Current industry processes, such as making paper from cellulose, use toxic organic solvents that break down and evaporate at high temperatures.

“Ionic liquids are considered the solvents of the future,” explains Dr Pas.

“They have beneficial properties such as high conductivity and being liquid at room temperature, but they do not evaporate, and the majority of them are chemically stable at higher temperatures.

“That means when organic solvents will start to decompose, ionic liquids will actually stay intact which is fantastic because it means that you don’t have to constantly replenish your solvent, plus you will not have the toxic products associated with organic solvents.”

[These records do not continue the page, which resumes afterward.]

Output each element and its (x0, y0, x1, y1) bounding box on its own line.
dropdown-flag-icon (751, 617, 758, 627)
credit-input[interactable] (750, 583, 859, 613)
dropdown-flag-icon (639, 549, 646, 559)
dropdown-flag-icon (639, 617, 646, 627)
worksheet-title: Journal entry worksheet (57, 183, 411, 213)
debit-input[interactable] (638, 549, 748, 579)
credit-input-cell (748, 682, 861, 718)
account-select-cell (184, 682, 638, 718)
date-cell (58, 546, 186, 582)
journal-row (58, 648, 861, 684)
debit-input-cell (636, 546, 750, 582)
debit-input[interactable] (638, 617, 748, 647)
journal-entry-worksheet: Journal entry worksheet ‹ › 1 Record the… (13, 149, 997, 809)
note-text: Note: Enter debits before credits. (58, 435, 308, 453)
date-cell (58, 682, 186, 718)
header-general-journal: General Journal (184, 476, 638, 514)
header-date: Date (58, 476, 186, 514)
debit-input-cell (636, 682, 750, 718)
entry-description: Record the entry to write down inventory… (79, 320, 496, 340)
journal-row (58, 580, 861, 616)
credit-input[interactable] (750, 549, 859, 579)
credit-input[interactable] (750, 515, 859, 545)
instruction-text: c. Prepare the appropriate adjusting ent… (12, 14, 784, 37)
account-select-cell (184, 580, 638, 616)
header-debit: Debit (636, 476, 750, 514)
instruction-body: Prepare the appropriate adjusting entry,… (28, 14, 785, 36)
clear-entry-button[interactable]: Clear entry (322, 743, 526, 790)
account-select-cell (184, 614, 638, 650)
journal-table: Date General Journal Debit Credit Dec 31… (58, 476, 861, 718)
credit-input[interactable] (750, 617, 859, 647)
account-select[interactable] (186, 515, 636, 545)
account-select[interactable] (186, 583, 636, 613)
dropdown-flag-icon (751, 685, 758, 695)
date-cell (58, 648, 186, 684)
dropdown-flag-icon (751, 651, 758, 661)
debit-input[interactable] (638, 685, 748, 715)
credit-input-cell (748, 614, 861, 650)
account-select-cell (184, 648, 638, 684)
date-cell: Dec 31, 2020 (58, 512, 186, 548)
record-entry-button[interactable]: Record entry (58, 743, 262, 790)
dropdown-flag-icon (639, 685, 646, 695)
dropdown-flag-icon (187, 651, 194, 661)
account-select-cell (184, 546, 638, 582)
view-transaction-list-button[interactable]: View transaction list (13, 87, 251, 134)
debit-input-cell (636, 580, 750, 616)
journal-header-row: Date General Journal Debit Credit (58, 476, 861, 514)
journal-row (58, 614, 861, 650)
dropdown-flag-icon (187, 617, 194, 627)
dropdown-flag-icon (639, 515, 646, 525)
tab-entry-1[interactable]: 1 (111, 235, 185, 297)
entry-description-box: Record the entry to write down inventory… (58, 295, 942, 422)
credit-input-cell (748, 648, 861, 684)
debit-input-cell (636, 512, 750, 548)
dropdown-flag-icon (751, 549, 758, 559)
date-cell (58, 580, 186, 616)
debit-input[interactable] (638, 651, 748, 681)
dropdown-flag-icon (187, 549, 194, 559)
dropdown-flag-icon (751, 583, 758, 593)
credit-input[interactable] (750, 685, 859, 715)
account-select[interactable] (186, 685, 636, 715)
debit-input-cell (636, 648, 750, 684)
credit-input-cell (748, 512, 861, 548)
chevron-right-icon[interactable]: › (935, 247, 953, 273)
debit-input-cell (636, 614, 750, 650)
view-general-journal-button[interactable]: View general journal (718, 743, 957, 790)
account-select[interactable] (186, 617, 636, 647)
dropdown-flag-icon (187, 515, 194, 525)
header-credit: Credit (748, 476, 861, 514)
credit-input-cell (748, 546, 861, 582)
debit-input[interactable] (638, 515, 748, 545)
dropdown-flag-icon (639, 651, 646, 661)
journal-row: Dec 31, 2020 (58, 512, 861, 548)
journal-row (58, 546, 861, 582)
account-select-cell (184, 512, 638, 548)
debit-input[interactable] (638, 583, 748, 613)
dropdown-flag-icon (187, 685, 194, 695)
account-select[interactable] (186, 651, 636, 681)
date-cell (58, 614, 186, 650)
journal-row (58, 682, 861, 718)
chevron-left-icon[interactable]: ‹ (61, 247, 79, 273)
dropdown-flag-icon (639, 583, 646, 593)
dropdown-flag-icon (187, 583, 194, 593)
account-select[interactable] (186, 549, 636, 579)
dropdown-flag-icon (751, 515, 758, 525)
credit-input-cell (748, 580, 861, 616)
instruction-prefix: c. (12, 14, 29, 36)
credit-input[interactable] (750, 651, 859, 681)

Ionic liquids are generated by weakening the interactions in ionic compounds to reduce their melting temperature.

“Basically ionic materials consist entirely of ions; for example table salt consists of only sodium and chloride ions. Because the main attraction is ionic, it means that the strength is so high that these compounds have a high melting temperature.

“The idea behind ionic liquids is to introduce chemical groups that either ‘shield’ or draw charge away from the centre charge and the result is a conductive salt that has a low melting point.”

Ionic liquids are already being used by industry in Europe to dissolve cellulose at just 80°C, leading to a huge reduction in energy costs. The only downside is the cost of production, says Dr Pas.

“Unfortunately ionic liquids are much more expensive than organic solvents,” she says.

She and her group are using Raijin to develop low-cost methods to predict the properties of ionic liquids for screening.

“There are about one trillion possible ionic liquids,” she says.

“You’d have to spend a century in the lab to be able to go through all the possible combinations. That’s just not sensible in terms of energy and we need ionic solutions soon.”

Dr Pas is also collaborating with Singaporean company H2SG Energy to look at developing ionic hydrogels for use as membranes in energy devices such as fuel cells.

“Honestly I do believe that ionic liquids will be the solvents of the future,” says Dr Pas.

“They are so fantastic in terms of reducing energy that there will probably be no alternative but to go for them, as long as we can reduce the cost of their production.”